I knew I did not have enough time before I had to be on the field. Something big was cooking up in the tri-state area. On the news the Rapid Action Battalion chief Benazir Ahmed urged civilians to stay away from the area for safety. I rang up Ashraful Karim, the assistant police commissioner in Gulshan zone to find out what was happening there. Three persons including two police officials badly injured. Attackers fired shots, exploded bombs. This wasn’t robbery. One after another attack has been taking place across the world. This time it is Bangladesh.

I informed the London desk at The Guardian with updates from my source. Time was running out. The only way to report this better was I being on the ground. My editor at desk advised to maintain safety as I prepared myself for the trip down. It’s going to be a long night.

I reached Gulshan almost two hours into the incident. The two police officials injured in the attacked succumbed to their injuries. This was getting bad. There still wasn’t headway into the crises. Outbound cars from Gulshan were stuck at the mouth of the Sports Shooting Club for at least an hour.

I walked a stretch of one kilometre to find nothing until I find a rickshaw to take me only another kilometre and that too would still be far away from the spot I am heading down to. Some rickshaw-pullers became price makers overnight charging five times the fare they would make in one trip. The streetlights have been taken out on authority’s instructions. The police have also asked the television channels to stop any live coverage of the event, which slowed down any real-time information that was going to the public.

The rickshaw drops me at the Gulshan-2 junction from Gulshan-1. I still have to reach miles to reach United Hospital, which is where I hear injured people from the attack were being taken. I knew it would be difficult to get much from the spot under siege. The next best place for a journalist was the hospital to get any information of whatever was happening.

The rickshaw-puller, saying it was not possible to go any further, paused and then added unless I carried some medicines to show to the police I had someone at the hospital to visit. Coincidentally, the only store open at that hour of crisis, under the darkness of the sky lit only by streetlights, was a pharmacy opposite the road I was standing. I reached there, bought two strips of paracetamol and a roll of bandage. With that I got on another rickshaw to get me to my destination.

The ticking clock had me worrying. On top of that my phone was running low on battery. The CNN interview was I thought the last bit of work for the day after which I would put my phone on charge but here I am. All of a sudden the use of my phone increased. Calls, emails, browsing, texts, everything went on simultaneously.
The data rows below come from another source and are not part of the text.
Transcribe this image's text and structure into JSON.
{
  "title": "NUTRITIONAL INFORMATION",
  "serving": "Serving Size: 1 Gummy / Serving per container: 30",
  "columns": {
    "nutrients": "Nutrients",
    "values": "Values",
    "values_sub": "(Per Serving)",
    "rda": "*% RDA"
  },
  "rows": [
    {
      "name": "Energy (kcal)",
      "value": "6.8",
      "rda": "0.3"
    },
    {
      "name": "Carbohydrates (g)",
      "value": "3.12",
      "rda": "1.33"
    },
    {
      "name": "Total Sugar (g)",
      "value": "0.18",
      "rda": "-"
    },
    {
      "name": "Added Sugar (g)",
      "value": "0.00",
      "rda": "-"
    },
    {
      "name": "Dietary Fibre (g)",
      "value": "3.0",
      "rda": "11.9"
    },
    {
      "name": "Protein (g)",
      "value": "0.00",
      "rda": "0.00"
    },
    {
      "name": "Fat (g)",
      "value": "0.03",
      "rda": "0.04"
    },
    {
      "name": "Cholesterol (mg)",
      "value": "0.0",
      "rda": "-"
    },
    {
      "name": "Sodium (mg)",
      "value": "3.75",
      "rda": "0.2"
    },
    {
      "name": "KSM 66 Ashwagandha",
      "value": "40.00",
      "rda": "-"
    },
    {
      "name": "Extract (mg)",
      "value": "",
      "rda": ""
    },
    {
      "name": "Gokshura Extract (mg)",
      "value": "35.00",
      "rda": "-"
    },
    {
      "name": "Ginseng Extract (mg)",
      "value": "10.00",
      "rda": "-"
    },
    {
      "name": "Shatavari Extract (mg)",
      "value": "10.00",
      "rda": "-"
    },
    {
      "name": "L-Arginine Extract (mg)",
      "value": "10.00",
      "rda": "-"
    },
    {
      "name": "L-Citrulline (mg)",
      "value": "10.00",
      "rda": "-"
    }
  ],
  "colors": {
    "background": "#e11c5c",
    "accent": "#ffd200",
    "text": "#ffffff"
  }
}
As I enter the lane taking me to the United Hospital, I see a platoon of soldiers of the Border Guard Bangladesh walking in a row. I finally arrive at the hospital gate. Anxious pressmen are waiting outside. The hospital has been made off limits to public on instruction of authorities. Only policemen in uniform were allowed inside. What was going on? What is all this preparation for? How many hostages? Who are these criminals?